If only the future had gone the way that this postcard wanted it to, it looks much more crisp and clean.
I love how everything is balloon based which is pretty crazy compared to what actually ended up happening.
I also love how the train is traveling upside down and in the SKY of all places.
It's amazing to see how much we've changed since only just 100 years ago, even the clothing that the people are wearing in the picture have changed.
@FrankenFish I was baffled by the umbrella when I first saw it. All I can surmise is that it's some way to get off of the Sky-T where you want. One would suppose they'd need some recovery method for the pods that's not pictured.
the train is a monorail and there was one much like it at around the same time period at South St Paul Minnesota.never worked out for taking people from the bluffs to the river flats,a historical marker and a bolt is all thats left.i think i saw photos at a local steak house.

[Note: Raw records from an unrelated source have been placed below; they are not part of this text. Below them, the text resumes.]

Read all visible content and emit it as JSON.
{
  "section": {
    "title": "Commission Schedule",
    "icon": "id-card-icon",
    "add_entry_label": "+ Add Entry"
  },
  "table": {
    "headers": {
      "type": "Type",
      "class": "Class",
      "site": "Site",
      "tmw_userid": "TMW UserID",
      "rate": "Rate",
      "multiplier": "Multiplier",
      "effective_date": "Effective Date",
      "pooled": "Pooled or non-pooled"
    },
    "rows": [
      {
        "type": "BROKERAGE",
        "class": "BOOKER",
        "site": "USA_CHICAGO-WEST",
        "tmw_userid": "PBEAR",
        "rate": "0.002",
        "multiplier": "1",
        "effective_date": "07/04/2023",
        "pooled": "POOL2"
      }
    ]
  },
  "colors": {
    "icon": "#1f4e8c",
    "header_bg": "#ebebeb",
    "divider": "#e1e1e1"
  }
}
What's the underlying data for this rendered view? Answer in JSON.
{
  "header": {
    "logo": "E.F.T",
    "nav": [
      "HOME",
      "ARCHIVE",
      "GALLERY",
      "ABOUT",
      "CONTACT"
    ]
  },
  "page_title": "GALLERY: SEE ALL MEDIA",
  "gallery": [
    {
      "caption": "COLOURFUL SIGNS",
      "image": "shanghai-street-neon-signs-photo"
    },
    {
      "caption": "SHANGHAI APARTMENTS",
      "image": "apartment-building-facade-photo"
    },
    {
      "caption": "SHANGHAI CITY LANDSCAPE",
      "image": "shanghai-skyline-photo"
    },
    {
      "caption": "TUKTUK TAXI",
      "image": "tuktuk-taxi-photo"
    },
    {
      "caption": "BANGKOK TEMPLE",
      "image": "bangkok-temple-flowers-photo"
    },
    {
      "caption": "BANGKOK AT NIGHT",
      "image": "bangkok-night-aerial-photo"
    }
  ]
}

the train is a monorail and there was one much like it at around the same time period at South St Paul Minnesota.never worked out for taking people from the bluffs to the river flats,a historical marker and a bolt is all thats left.i think i saw photos at a local steak house.
This just again confirms that humans are generally terrible at making predictions.
what are you talking about? Boston totally looks just like that.
In some cases they were too timid--that car looks like it came out of the 1900-1920 period (note that the driver is on the right, not the left as is normally true in countries where people drive on the right-hand side of the road), and there is a horse parked in front of that building. In other cases they were just wildly wrong, like the train and the airships/balloons. I'm pretty sure that the train is a long distance line, not a local--at least three of the four airships/balloons are flying below the tracks, so I doubt you would want to have very many stations on the line. And is that Death riding in the pink airship? I'm not sure whether the thing he's waving is a flag or a scythe.